RIKEN BSI News No. 28 (May. 2005)

Language: English » Japanese

Interview

Dr. Shigeru Tanaka

Dr. Shigeru Tanaka
Head, Laboratory for Visual Neurocomputing


Q: You concentrated on theoretical solid-state physics in post-graduate school, right?

A: Yes, My work had nothing to do with neuroscience; however, theory can generally be applied across fields. After graduating, I plowed through various ideas in physics in search of my next research subject; the field is certainly generous. It provides its researchers with many interesting areas to explore, but seemed removed from actual social connections. I wanted to attack a subject that might also interest, or convince, non-scientists too. Therefore, I became a researcher in the visual model research group at NEC Fundamental Research Laboratories (now NEC Fundamental and Environmental Research Laboratories). My longstanding, if vague, interest in how my brain works may also have played a part in this decision. Back then I had no knowledge about the field, I could not even explain what a neuron was, so I forced to struggle each day. After a full day at the laboratory that started at 8:30, I would return home to study my newly chosen subject until 3 or 4 o’clock the following morning.


Q: How was it that you selected your current research subject?

A: When I noticed that in the primate primary visual cortex, columnar structures of neurons sharing similar response properties are arranged regularly, I realized that these structures resembled the domain structure in a ferromagnetic thin film. This thin film has a stripe pattern composed of domains magnetized upward or downward, perpendicular to the film. When an upward magnetic field is applied to the film, the upward magnetized bands expand and instead the downward magnetized bands are narrowed. Such changes in the magnetic domains in response to the external magnetic field are quite analogous to the changes in the widths of eye-dominance columns induced by the deprivation of one eye during development. Then I started to build a viable mathematical model of column formation in the visual cortex, using a theoretical framework of the domain structure formation in the ferromagnetic thin film. I was amazed that the brain, which had previously appeared desperately complex, had an orderly structure, and sure that a viewpoint of physics I had learned would also be useful in the study of the brain. I had felt as if I was standing in front of a precipitous cliff so far, but finally I could find a foothold for climbing.

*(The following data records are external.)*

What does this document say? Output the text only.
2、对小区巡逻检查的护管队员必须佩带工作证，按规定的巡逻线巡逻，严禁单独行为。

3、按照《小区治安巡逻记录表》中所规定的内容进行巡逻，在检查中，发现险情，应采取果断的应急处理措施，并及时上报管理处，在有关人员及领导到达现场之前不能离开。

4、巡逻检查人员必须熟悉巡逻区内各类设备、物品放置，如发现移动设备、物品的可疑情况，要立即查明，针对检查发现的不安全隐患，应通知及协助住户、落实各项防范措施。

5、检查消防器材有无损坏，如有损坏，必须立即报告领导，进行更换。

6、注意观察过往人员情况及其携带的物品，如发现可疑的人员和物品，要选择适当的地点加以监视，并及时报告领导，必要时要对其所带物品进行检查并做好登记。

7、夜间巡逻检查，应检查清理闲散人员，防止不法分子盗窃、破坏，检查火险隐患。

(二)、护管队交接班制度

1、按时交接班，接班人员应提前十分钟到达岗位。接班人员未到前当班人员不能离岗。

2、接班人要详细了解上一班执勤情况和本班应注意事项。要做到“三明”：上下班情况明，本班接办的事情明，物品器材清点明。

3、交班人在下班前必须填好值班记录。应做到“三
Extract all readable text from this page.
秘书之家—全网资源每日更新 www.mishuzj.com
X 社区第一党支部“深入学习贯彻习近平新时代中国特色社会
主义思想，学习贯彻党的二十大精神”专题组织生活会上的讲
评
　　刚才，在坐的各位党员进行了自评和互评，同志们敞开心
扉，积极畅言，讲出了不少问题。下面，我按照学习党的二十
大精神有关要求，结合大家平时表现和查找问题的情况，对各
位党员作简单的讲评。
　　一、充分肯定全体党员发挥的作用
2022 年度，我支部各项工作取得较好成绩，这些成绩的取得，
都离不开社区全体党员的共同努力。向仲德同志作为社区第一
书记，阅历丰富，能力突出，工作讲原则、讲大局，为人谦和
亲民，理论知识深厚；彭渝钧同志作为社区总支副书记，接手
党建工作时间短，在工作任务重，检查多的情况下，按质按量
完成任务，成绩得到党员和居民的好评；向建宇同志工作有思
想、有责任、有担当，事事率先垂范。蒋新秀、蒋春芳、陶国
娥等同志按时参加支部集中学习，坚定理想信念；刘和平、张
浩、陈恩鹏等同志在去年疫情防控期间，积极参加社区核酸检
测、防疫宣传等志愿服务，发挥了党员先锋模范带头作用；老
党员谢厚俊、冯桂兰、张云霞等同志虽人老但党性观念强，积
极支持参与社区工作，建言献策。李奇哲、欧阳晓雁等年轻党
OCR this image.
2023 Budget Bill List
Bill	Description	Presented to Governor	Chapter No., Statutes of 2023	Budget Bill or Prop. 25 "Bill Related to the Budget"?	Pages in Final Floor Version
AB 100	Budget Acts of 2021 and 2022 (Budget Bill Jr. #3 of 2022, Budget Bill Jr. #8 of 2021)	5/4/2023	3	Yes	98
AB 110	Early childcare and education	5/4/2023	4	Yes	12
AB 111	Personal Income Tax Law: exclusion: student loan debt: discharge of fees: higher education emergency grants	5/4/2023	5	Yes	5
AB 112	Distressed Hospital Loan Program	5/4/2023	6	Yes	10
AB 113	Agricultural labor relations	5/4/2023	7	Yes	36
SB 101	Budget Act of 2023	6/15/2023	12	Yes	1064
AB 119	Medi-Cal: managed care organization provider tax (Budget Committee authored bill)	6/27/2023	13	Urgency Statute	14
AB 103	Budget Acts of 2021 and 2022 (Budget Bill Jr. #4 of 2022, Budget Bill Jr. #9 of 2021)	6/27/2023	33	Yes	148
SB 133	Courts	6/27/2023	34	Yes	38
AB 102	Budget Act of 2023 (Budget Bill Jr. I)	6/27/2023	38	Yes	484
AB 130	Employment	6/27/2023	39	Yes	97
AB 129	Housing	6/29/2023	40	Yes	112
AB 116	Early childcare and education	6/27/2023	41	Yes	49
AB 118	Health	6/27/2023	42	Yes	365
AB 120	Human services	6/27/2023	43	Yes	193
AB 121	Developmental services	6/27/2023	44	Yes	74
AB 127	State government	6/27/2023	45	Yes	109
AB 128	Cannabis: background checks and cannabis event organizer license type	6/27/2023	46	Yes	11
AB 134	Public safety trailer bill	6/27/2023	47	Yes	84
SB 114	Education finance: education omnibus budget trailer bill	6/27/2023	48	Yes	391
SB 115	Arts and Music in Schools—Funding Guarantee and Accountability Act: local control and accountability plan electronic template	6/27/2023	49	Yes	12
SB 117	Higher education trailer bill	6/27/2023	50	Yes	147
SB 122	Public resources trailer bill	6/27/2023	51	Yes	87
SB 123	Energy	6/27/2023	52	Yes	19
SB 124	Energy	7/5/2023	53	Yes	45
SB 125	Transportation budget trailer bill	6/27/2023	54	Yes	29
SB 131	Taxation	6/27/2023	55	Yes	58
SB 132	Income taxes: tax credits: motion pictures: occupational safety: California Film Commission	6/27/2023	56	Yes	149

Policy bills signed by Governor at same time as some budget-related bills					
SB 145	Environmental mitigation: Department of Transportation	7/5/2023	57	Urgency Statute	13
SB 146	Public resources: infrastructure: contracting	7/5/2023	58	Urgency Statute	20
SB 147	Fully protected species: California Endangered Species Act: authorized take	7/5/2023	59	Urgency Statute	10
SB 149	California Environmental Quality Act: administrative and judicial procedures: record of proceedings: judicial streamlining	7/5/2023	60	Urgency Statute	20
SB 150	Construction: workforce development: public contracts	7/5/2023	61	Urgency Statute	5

Q: Your research on the brain was theoretically based?

A: Initially yes. But, as I began writing papers on the phenomenon of self-organization, my father contracted hydrocephalus due to poor cerebrospinal fluid flow following an accident. At that time I realized how powerless I was as a researcher of brain theory. I felt that I should research the brain in ways that draw from or contribute to real experience. It was at this time that RIKEN invited me to join them and conduct actual experiments. These experiments investigated the visual cortical columns in cats using optical recording. I wanted to verify self-organization phenomena suggested by my model experimentally, thereby providing a deeper understanding of these regions. Nevertheless, I lacked experimental experience. I has also never seen a brain. I hired a post-doctoral researcher with experimental experience to begin experiments, but this researcher left RIKEN a year later. And, the student who took over, broke his arm. In the end, I had to carry out the experiments myself. Having worked exclusively in theoretical areas, experimental research was yet another giant leap in the dark for me. My first experiments were completed relatively easily, thanks largely to tutorial instructions from my student, who was standing behind me. I have continued to conduct experiments by myself, I even practice image training for experiments wherever I can. Including on commuter trains. This approach was very helpful in executing my experiments smoothly. Image training has proven itself to me.


Q: What kinds of experiments have you carried out?

A: For one experiment, a cat was given only vertical stripes as visual stimuli for a period of time. We then checked if the columns responding to the vertical stripes. Did they really expand as expected from self-organization theory? Many papers denied such a phenomenon, but I was convinced from a theoretical viewpoint of my conclusions and doubted that the experimental methods were in fact appropriate in those papers. So I visited a do-it-yourself shop. I wanted to find a way to fabricate cat-size goggles. I had test cats wear the goggles permanently and gave them only visual experiences of the outside-world whose images were elongated in a single orientation. The results of optical recording matched what was predicted by our theory.


Q: In brain research, are there approaches that are unique to a physicist?

A: Physics has taught me that all natural phenomena, including those of the brain, should be explained using as simple a model as possible. In fact, it is only after a complicated phenomenon has been successfully replaced with a simple proposition that we can say that we really “understand” the phenomenon. Yes, biological phenomena are diverse and complicated, due to the large number of uncontrollable parameters and individual differences. But well-ordered rules can always be extracted from such diversity. My way of thinking is imprinted with the theoretical research methodology in solid-state physics. I cannot conduct any theoretical research that ignores measured phenomena. It is a hard path I walk, but my research is committed to developing theoretically persuasive understanding of the brain.